Personal information
- Full name: David Christopher West
- Date of birth: 16 November 1964 (age 61)
- Place of birth: Dorchester, England
- Position: Striker

Senior career*
- Years: Team / Apps / (Gls)
- 19??–1983: Dorchester Town
- 1983–1985: Liverpool / 0 / (0)
- 1985–1986: Torquay United / 21 / (2)
- Cheltenham Town
- Dorchester Town
- Bashley
- Fareham Town

= David West (footballer) =

English footballer

David Christopher West (born 16 November 1964 in Dorchester) is an English former professional footballer.

West played for Westwey Dynamoes before joining Weymouth as a junior. He progressed to the youth set-up at Bournemouth before joining the youth system at Dorchester Town. He played for Dorchester YMCA and the England Under-18 team before graduating into Dorchester Town's first team.

He was signed by Bob Paisley for Liverpool in 1983 for a fee of £15,000. He played on a pre-season tour of the Netherlands, but had to settle for reserve team football in the Central League, although he did twice make the bench in the European Cup. Disillusioned with reserve team football he asked new Liverpool manager Joe Fagan if he could go out on loan. Fagan's response was to release him.

He had a trial with Bristol City before joining Torquay United in September 1985, making his debut on 14 September in a 3–0 Fourth Division defeat at home to Chester City. He played 21 times in Torquay's struggling side before being released after Torquay had finished bottom of the league at the end of the season.
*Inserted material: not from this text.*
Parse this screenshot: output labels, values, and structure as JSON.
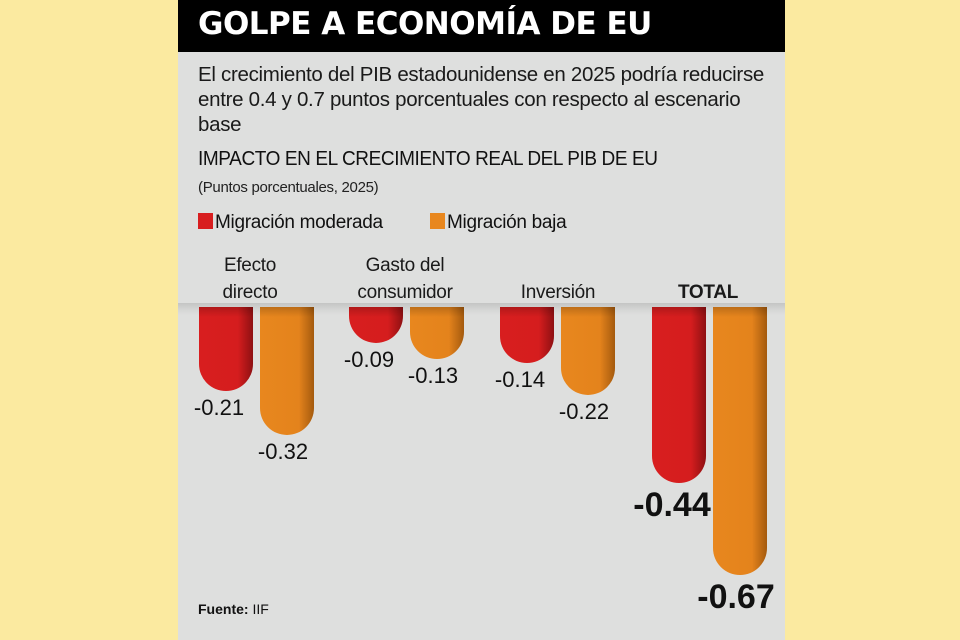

He had a trial with a Belgian league side and was offered a contract, but chose to drop into non-league football with Cheltenham Town.

In December 1986, while driving home to Weymouth from Cheltenham, he was involved in a head-on collision with a milk tanker and suffered a number of injuries. On resuming his football career, he played for Dorchester Town, Bashley and Fareham Town before retiring at the age of just 27 years to concentrate on his new career as an estate agent. West is currently in employment with the estate agent chain Symonds And Sampson and works in the Poundbury branch.